A pouring out. Things spill over. I’ve made an intention to enter my tiny really-a-bedroom studio with prayer, to greet the paint and paper with prayer. To see. To hear. I’ve noticed as the weeks slip one into the next that this has become more than just a thing I do when I sit down to create; it’s beginning to color my entire world. Never before have I committed to a Lenten practice that runs this deep- Fasting in some areas. Cultivating in other areas. And through it all, the quiet.
It’s sad how all the idle, ill-spoken, complaining words will come back to haunt you when you finally still the tongue. I’ve had to repent so much. Ask forgiveness. Confess.
I’m realizing that this is what Lent is about- an emptying out so that we can be filled with God. The way He sees things.
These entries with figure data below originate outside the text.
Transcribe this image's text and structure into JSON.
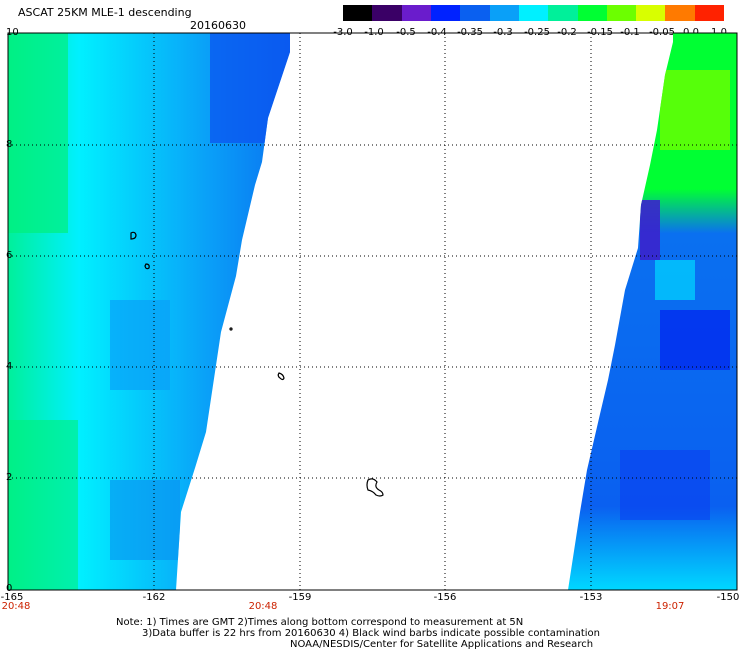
{
  "header": {
    "title": "ASCAT 25KM MLE-1 descending",
    "date": "20160630"
  },
  "colorbar": {
    "labels": [
      "-3.0",
      "-1.0",
      "-0.5",
      "-0.4",
      "-0.35",
      "-0.3",
      "-0.25",
      "-0.2",
      "-0.15",
      "-0.1",
      "-0.05",
      "0.0",
      "1.0"
    ],
    "colors": [
      "#000000",
      "#3a0066",
      "#6a1ccc",
      "#0022ff",
      "#0a60f0",
      "#0aa0f8",
      "#00f0ff",
      "#00f09a",
      "#00ff33",
      "#6cff00",
      "#d8ff00",
      "#ff7a00",
      "#ff2200"
    ]
  },
  "map": {
    "lon_range": [
      -165,
      -150
    ],
    "lat_range": [
      0,
      10
    ],
    "x_tick_labels": [
      "-165",
      "-162",
      "-159",
      "-156",
      "-153",
      "-150"
    ],
    "y_tick_labels": [
      "0",
      "2",
      "4",
      "6",
      "8",
      "10"
    ],
    "time_labels": [
      "20:48",
      "20:48",
      "19:07"
    ]
  },
  "notes": {
    "line1": "Note: 1) Times are GMT 2)Times along bottom correspond to measurement at 5N",
    "line2": "3)Data buffer is 22 hrs from 20160630 4) Black wind barbs indicate possible contamination",
    "line3": "NOAA/NESDIS/Center for Satellite Applications and Research"
  }
}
I’ve been thinking about what Katherine had to say this week.
“There’s something about crafting words, something that touches the depths of my heart. But I worry about the words I share and I’m never at peace with them. But it’s this fear and trembling that will protect me from the tempest of my words. Only fools speak free and much. Every time I open my mouth, every time my fingers race across a keyboard, I set my feet on perilous ground. ”
Please go read the whole article– such meat for thought there. I think it’s not just writing- it’s creating of any sort. It’s our creative act as mothers. As fathers. As friends. Lovers. Sisters. In whole, our lives–will we pour out the grace that has infused our lives and changed us, or will we trip and fall over barriers of our own making, shattering, sending shards of hurt flying?
As an artist and writer, I find myself asking her questions as I enter the creative space:
“Let there be light. When I write, I ask myself, do my words bring forth light in a world veiled in darkness? Let the dry land appear. Do they offer a sure footing for my neighbor or have I set a deadly snare? Let the earth bring forth fruit. Do my words bear fruit in the ones who receive them?”
I pray for my life and my art to be a living peace-giving, a blessing, a spilling out of grace. If so, there is a lot of cultivating in my heart-garden still left, a lifetime of work.